Témoignage 18
Dissociation traumatique,  Victime/surivant.e

Témoignage #18

L’inceste est un fantôme

Lorsque j’étais petite je pensais que je n’existais pas, voici l’un des souvenirs marquants de mon enfance, cette sensation qu’en fait ce qui m’arrive n’est pas réel puisque je n’ai pas d’existence. C’est ce moyen que mon cerveau a choisi pour rendre acceptable ce que j’ai vécu, pourquoi notre cerveau fait cela, il n’aurait pas plutôt pu me dire « réagis, parle il faut que tu parles … » mais non à la place j’ai eu le sentiment d’évanescences et les allergies.

En même temps je me rends compte aujourd’hui qu’après tout je n’ai pas trop à me plaindre parce que depuis que je travaille dans le milieu de l’aide sociale à l’enfance, je me dis qu’au fond je ne suis qu’un grain de sable dans l’océan des agressions sexuelles subies en intra familial par les enfants de nos jours.

Je ne veux plus que ces faits me définissent, j’ai trop longtemps pensé avec fatalisme que c’était le cas, mais non en fait je peux choisir ce qui me définit, je ne suis pas obligée de passer le reste de ma vie à me dire c’est comme ça de toute façon c’est le karma, j’attire les problèmes.

Je peux agir, je peux parler, je peux vivre normalement, j’ai le droit d’avoir une vie sexuelle épanouissante sans culpabiliser, j’ai le droit de dire non, sur ce dernier point j’avoue que c’est encore compliqué, en effet mon esprit est tellement attaché au fait que le sexe est le seul moyen d’être véritablement aimé, le seul moyen de régler les problèmes que je ne m’autorise toujours pas à dire non, je trouve des excuses ou je simule une maladie plutôt que de dire simplement « non je n’ai pas envie que tu me touches aujourd’hui »

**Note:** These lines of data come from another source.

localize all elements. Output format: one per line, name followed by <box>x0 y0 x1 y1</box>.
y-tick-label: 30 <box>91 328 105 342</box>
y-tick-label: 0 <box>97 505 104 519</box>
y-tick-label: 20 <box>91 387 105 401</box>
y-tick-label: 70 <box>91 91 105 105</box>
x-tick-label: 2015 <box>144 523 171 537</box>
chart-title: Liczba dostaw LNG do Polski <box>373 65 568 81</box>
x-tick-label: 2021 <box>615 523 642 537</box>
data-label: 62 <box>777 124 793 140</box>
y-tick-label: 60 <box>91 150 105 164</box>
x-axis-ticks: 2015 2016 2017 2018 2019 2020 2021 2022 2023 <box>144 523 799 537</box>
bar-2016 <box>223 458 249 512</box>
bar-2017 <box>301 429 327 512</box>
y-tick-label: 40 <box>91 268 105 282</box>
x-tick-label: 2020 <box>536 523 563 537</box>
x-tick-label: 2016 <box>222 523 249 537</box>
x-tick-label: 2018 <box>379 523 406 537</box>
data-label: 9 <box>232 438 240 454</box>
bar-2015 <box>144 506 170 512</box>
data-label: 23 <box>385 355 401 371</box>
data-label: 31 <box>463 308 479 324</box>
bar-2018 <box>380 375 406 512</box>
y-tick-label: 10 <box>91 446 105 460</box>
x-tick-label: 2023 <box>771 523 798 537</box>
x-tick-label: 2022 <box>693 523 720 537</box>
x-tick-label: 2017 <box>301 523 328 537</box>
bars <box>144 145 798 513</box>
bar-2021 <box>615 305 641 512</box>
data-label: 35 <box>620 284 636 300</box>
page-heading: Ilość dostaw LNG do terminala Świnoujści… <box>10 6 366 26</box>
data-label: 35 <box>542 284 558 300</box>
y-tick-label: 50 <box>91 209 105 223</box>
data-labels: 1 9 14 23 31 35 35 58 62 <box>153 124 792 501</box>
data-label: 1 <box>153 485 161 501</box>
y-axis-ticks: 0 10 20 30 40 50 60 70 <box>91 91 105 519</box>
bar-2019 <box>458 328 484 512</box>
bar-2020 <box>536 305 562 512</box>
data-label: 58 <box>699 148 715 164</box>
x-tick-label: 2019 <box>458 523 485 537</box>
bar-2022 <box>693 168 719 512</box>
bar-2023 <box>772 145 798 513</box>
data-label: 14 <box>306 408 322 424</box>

L’inceste est une ombre, un fantôme qui reste tout le temps tapis dans un coin, c’est un personnage nocturne qui aime à venir se rappeler à nos bons souvenirs au moment de l’endormissement.

Il tourne, il vire parfois se calme mais ressurgit toujours dans les moments importants pour mettre le doute sur le fait que l’on a le droit de vivre une vie normale, c’est comme si on lui devait quelque chose, si on avait des comptes à lui rendre.

Il peut déstabiliser, détruire ou même ronger jusqu’à la mort.

Il est tellement incompréhensible et inimaginable que la plupart des proches préfèrent l’ignorer, le minimiser ou le rejeter car regarder la vérité en face est trop difficile, accepter qu’un membre de votre famille avec qui vous avez partagez tant de bons moments, accepter qu’un fils, un neveu, un frère est pu faire cela alors même que vous étiez là, juste à côté est tout simplement impensable.  

Il m’a fallut 20 ans pour parler, 20 ans que je regrette amèrement, 20 ans passé avec la peur que cela se reproduise avec quelqu’un d’autre, 20 ans englué dans le silence, 20 ans à faire semblant pour préserver un équilibre familiale.

Aujourd’hui malgré la culpabilité d’avoir fait voler en éclats la famille, je ne regrette rien, je me sens plus en accord avec moi même, ceux qui me soutiennent sont ceux qui méritent mon amour et c’est tout ce qui compte, je n’ai besoin de personne d’autre.

Aujourd’hui j’ai besoin de sentir que les gens me soutiennent et prennent part à mon combat, à ceux qui me sont le plus proches aidez moi à m’assumer, à parler librement, à me battre car je n’y arriverai pas seule la marche est trop haute pour la grimper sans aide.